CFS endorses DeLauro’s Toxic Free Food Act |

CFS endorses DeLauro’s Toxic Free Food Act

The Center for Food Safety today endorsed a bill introduced by House Appropriations Committee Chairwoman Rosa DeLauro, D-Conn., that would require the Food and Drug Administration to overhaul the FDA process for determining the safety of chemicals used in the food supply.

FDA currently allows food manufacturers to designate various chemicals as “generally recognized as safe” (GRAS), without FDA review or public notice, but the Toxic Free Food Act would require FDA to make the industry’s chemical food additives subject to FDA approval.

When she introduced the bill on June 4, DeLauro said, “American families deserve to trust that the food in our stores and supermarkets is safe. The current notification system for ‘generally recognized as safe’ erodes the public’s trust in food safety. The food industry is designating new ingredients as GRAS to take advantage of this loophole so they can rush new chemicals to market with no oversight. Those that choose to notify FDA of their new substance get to supply their own, company-funded science and keep it away from the eyes of the public. This approval process must be mandatory, transparent, and independent in order to maintain the trust of American consumers. We need to close the GRAS loophole.”

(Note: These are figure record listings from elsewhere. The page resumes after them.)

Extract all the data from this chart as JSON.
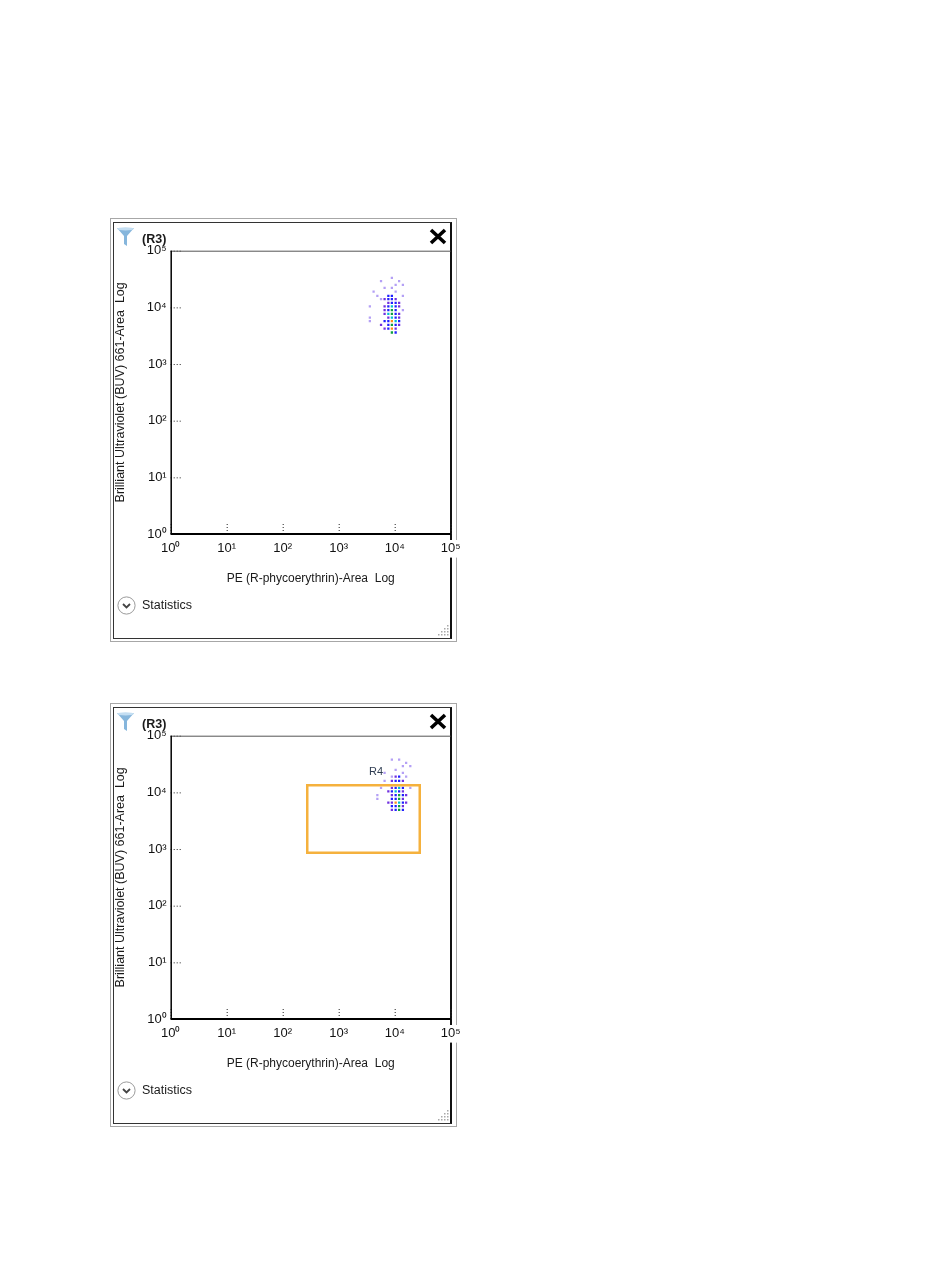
{
  "chart_data": [
    {
      "type": "scatter",
      "title": "(R3)",
      "xlabel": "PE (R-phycoerythrin)-Area  Log",
      "ylabel": "Brilliant Ultraviolet (BUV) 661-Area  Log",
      "log": "xy",
      "marker": "square",
      "xlim": [
        1,
        100000
      ],
      "ylim": [
        1,
        100000
      ],
      "xticks": [
        {
          "value": 1,
          "label": "10⁰"
        },
        {
          "value": 10,
          "label": "10¹"
        },
        {
          "value": 100,
          "label": "10²"
        },
        {
          "value": 1000,
          "label": "10³"
        },
        {
          "value": 10000,
          "label": "10⁴"
        },
        {
          "value": 100000,
          "label": "10⁵"
        }
      ],
      "yticks": [
        {
          "value": 1,
          "label": "10⁰"
        },
        {
          "value": 10,
          "label": "10¹"
        },
        {
          "value": 100,
          "label": "10²"
        },
        {
          "value": 1000,
          "label": "10³"
        },
        {
          "value": 10000,
          "label": "10⁴"
        },
        {
          "value": 100000,
          "label": "10⁵"
        }
      ],
      "annotations": [
        "Statistics"
      ],
      "series": [
        {
          "color": "#b4a0f5",
          "x": [
            8900,
            5700,
            12000,
            14000,
            10400,
            6600,
            8900,
            4200,
            10400,
            4900,
            14000,
            5700,
            3600,
            14000,
            3600,
            3600
          ],
          "values": [
            33000,
            29000,
            29000,
            25000,
            25000,
            22000,
            22000,
            19000,
            19000,
            16000,
            16000,
            14000,
            10400,
            8900,
            6600,
            5700
          ]
        },
        {
          "color": "#7030e0",
          "x": [
            6600,
            10400,
            7700,
            12000,
            6600,
            12000,
            6600,
            12000,
            6600,
            7700,
            12000,
            5700,
            10400,
            12000,
            6600
          ],
          "values": [
            14000,
            14000,
            12000,
            12000,
            10400,
            10400,
            8900,
            7700,
            7700,
            6600,
            6600,
            4900,
            4200,
            4900,
            4200
          ]
        },
        {
          "color": "#2020ff",
          "x": [
            7700,
            7700,
            7700,
            7700,
            7700,
            7700,
            7700,
            8900,
            8900,
            8900,
            10400,
            10400,
            10400,
            10400,
            10400,
            10400,
            10400,
            6600,
            12000
          ],
          "values": [
            16000,
            14000,
            10400,
            8900,
            5700,
            4900,
            4200,
            16000,
            14000,
            12000,
            12000,
            10400,
            8900,
            7700,
            6600,
            4900,
            3600,
            5700,
            5700
          ]
        },
        {
          "color": "#00c0d0",
          "x": [
            7700,
            8900,
            8900,
            10400
          ],
          "values": [
            7700,
            10400,
            6600,
            5700
          ]
        },
        {
          "color": "#10a040",
          "x": [
            8900,
            8900,
            8900,
            8900
          ],
          "values": [
            8900,
            7700,
            4900,
            3600
          ]
        },
        {
          "color": "#ff8c1a",
          "x": [
            8900,
            8900
          ],
          "values": [
            4200,
            5700
          ]
        }
      ]
    },
    {
      "type": "scatter",
      "title": "(R3)",
      "xlabel": "PE (R-phycoerythrin)-Area  Log",
      "ylabel": "Brilliant Ultraviolet (BUV) 661-Area  Log",
      "log": "xy",
      "marker": "square",
      "xlim": [
        1,
        100000
      ],
      "ylim": [
        1,
        100000
      ],
      "xticks": [
        {
          "value": 1,
          "label": "10⁰"
        },
        {
          "value": 10,
          "label": "10¹"
        },
        {
          "value": 100,
          "label": "10²"
        },
        {
          "value": 1000,
          "label": "10³"
        },
        {
          "value": 10000,
          "label": "10⁴"
        },
        {
          "value": 100000,
          "label": "10⁵"
        }
      ],
      "yticks": [
        {
          "value": 1,
          "label": "10⁰"
        },
        {
          "value": 10,
          "label": "10¹"
        },
        {
          "value": 100,
          "label": "10²"
        },
        {
          "value": 1000,
          "label": "10³"
        },
        {
          "value": 10000,
          "label": "10⁴"
        },
        {
          "value": 100000,
          "label": "10⁵"
        }
      ],
      "annotations": [
        "Statistics",
        "R4"
      ],
      "series": [
        {
          "color": "#b4a0f5",
          "x": [
            8900,
            12000,
            16000,
            19000,
            14000,
            6600,
            10400,
            14000,
            8900,
            16000,
            6600,
            5700,
            19000,
            4900,
            4900
          ],
          "values": [
            38000,
            38000,
            33000,
            29000,
            29000,
            22000,
            25000,
            22000,
            19000,
            19000,
            16000,
            12000,
            12000,
            8900,
            7700
          ]
        },
        {
          "color": "#7030e0",
          "x": [
            10400,
            14000,
            14000,
            14000,
            14000,
            8900,
            8900,
            8900,
            8900,
            8900,
            16000,
            16000,
            7700,
            7700
          ],
          "values": [
            19000,
            16000,
            10400,
            7700,
            5700,
            16000,
            12000,
            8900,
            6600,
            4900,
            8900,
            6600,
            10400,
            6600
          ]
        },
        {
          "color": "#2020ff",
          "x": [
            12000,
            12000,
            12000,
            10400,
            10400,
            10400,
            10400,
            10400,
            10400,
            14000,
            14000,
            14000,
            14000,
            8900,
            8900,
            8900
          ],
          "values": [
            19000,
            16000,
            10400,
            16000,
            12000,
            8900,
            7700,
            5700,
            4900,
            12000,
            8900,
            6600,
            4900,
            10400,
            7700,
            5700
          ]
        },
        {
          "color": "#00c0d0",
          "x": [
            12000,
            12000,
            10400
          ],
          "values": [
            12000,
            6600,
            10400
          ]
        },
        {
          "color": "#10a040",
          "x": [
            12000,
            12000,
            12000,
            12000
          ],
          "values": [
            8900,
            7700,
            5700,
            4900
          ]
        },
        {
          "color": "#ff8c1a",
          "x": [
            10400
          ],
          "values": [
            6600
          ]
        }
      ]
    }
  ]
}
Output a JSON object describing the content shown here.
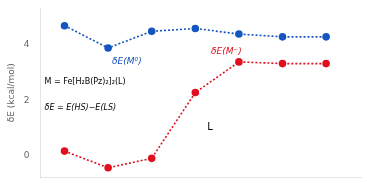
{
  "chart_data": {
    "type": "line",
    "ylabel": "δE (kcal/mol)",
    "x": [
      1,
      2,
      3,
      4,
      5,
      6,
      7
    ],
    "series": [
      {
        "name": "δE(M⁰)",
        "color": "#1555c0",
        "values": [
          4.68,
          3.88,
          4.48,
          4.58,
          4.38,
          4.28,
          4.28
        ],
        "marker": "circle",
        "line_style": "dotted"
      },
      {
        "name": "δE(M⁻)",
        "color": "#e01020",
        "values": [
          0.18,
          -0.42,
          -0.08,
          2.28,
          3.38,
          3.32,
          3.32
        ],
        "marker": "circle",
        "line_style": "dotted"
      }
    ],
    "annotations": [
      "M = Fe[H₂B(Pz)₂]₂(L)",
      "δE = E(HS)−E(LS)",
      "L"
    ],
    "xlim": [
      0.45,
      7.8
    ],
    "ylim": [
      -0.75,
      5.3
    ],
    "yticks": [
      0,
      2,
      4
    ],
    "grid": false,
    "tick_labels": "y"
  }
}
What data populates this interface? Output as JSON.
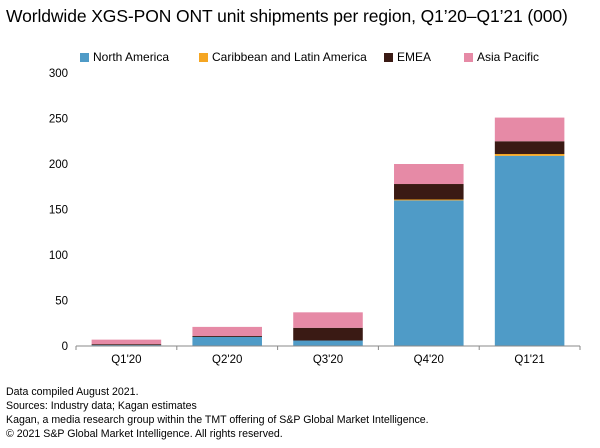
{
  "chart_data": {
    "type": "bar",
    "stacked": true,
    "title": "Worldwide XGS-PON ONT unit shipments per region, Q1’20–Q1’21 (000)",
    "categories": [
      "Q1'20",
      "Q2'20",
      "Q3'20",
      "Q4'20",
      "Q1'21"
    ],
    "series": [
      {
        "name": "North America",
        "color": "#4f9bc7",
        "values": [
          1,
          10,
          6,
          160,
          209
        ]
      },
      {
        "name": "Caribbean and Latin America",
        "color": "#f5a623",
        "values": [
          0,
          0,
          0,
          1,
          2
        ]
      },
      {
        "name": "EMEA",
        "color": "#3a1a14",
        "values": [
          1,
          1,
          14,
          17,
          14
        ]
      },
      {
        "name": "Asia Pacific",
        "color": "#e68aa6",
        "values": [
          5,
          10,
          17,
          22,
          26
        ]
      }
    ],
    "ylim": [
      0,
      300
    ],
    "yticks": [
      0,
      50,
      100,
      150,
      200,
      250,
      300
    ],
    "xlabel": "",
    "ylabel": "",
    "legend_position": "top"
  },
  "notes": [
    "Data compiled August 2021.",
    "Sources: Industry data; Kagan estimates",
    "Kagan, a media research group within the TMT offering of S&P Global Market Intelligence.",
    "© 2021 S&P Global Market Intelligence. All rights reserved."
  ]
}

“The Toxic Free Food Act will make FDA take charge of food safety instead of the industry,” said Jaydee Hanson, policy director at CFS.

The Toxic Free Food Act is also supported by the Environmental Defense Fund, Environmental Working Group, Center for Science in the Public Interest, Consumer Reports, Healthy Babies Bright Future, Defend our Health, Earthjustice and Breast Cancer Prevention Partners.

“None of us should have to worry about the safety of our food,” said Environmental Working Group Senior Vice President of Government Affairs Scott Faber. “But, for too long, the FDA has let the food and chemical companies decide whether toxic-forever chemicals like PFAS (per- and poly-fluoroalkyl substances) are safe to eat. The Toxic Free Food Act will put the FDA in charge of food safety, not the food and chemical companies.”

“This bill does an excellent job of correcting the problems and loopholes associated with the current GRAS system, which essentially allows the industry to determine the safety of substances added to food without informing the FDA,” said Director of Food Policy at Consumer Reports Brian Ronholm.

“For far too long, food manufacturers have secretly introduced new chemicals into our foods without providing the FDA or the public with any safety data,” said Executive Director and President of Center for Science in the Public Interest Peter Lurie. “The Toxic Free Food Act of 2021 is an important step in providing the FDA with the information needed to keep dangerous chemicals out of our foods.”

Environmental Defense Fund Chemicals Policy Director Tom Neltner said, “The bill would direct FDA to fix the most significant flaws with the agency’s Generally Recognized as Safe (GRAS) Rule that allows companies to secretly decide on the safety of chemicals in our food – without the agency’s review or the public’s knowledge.”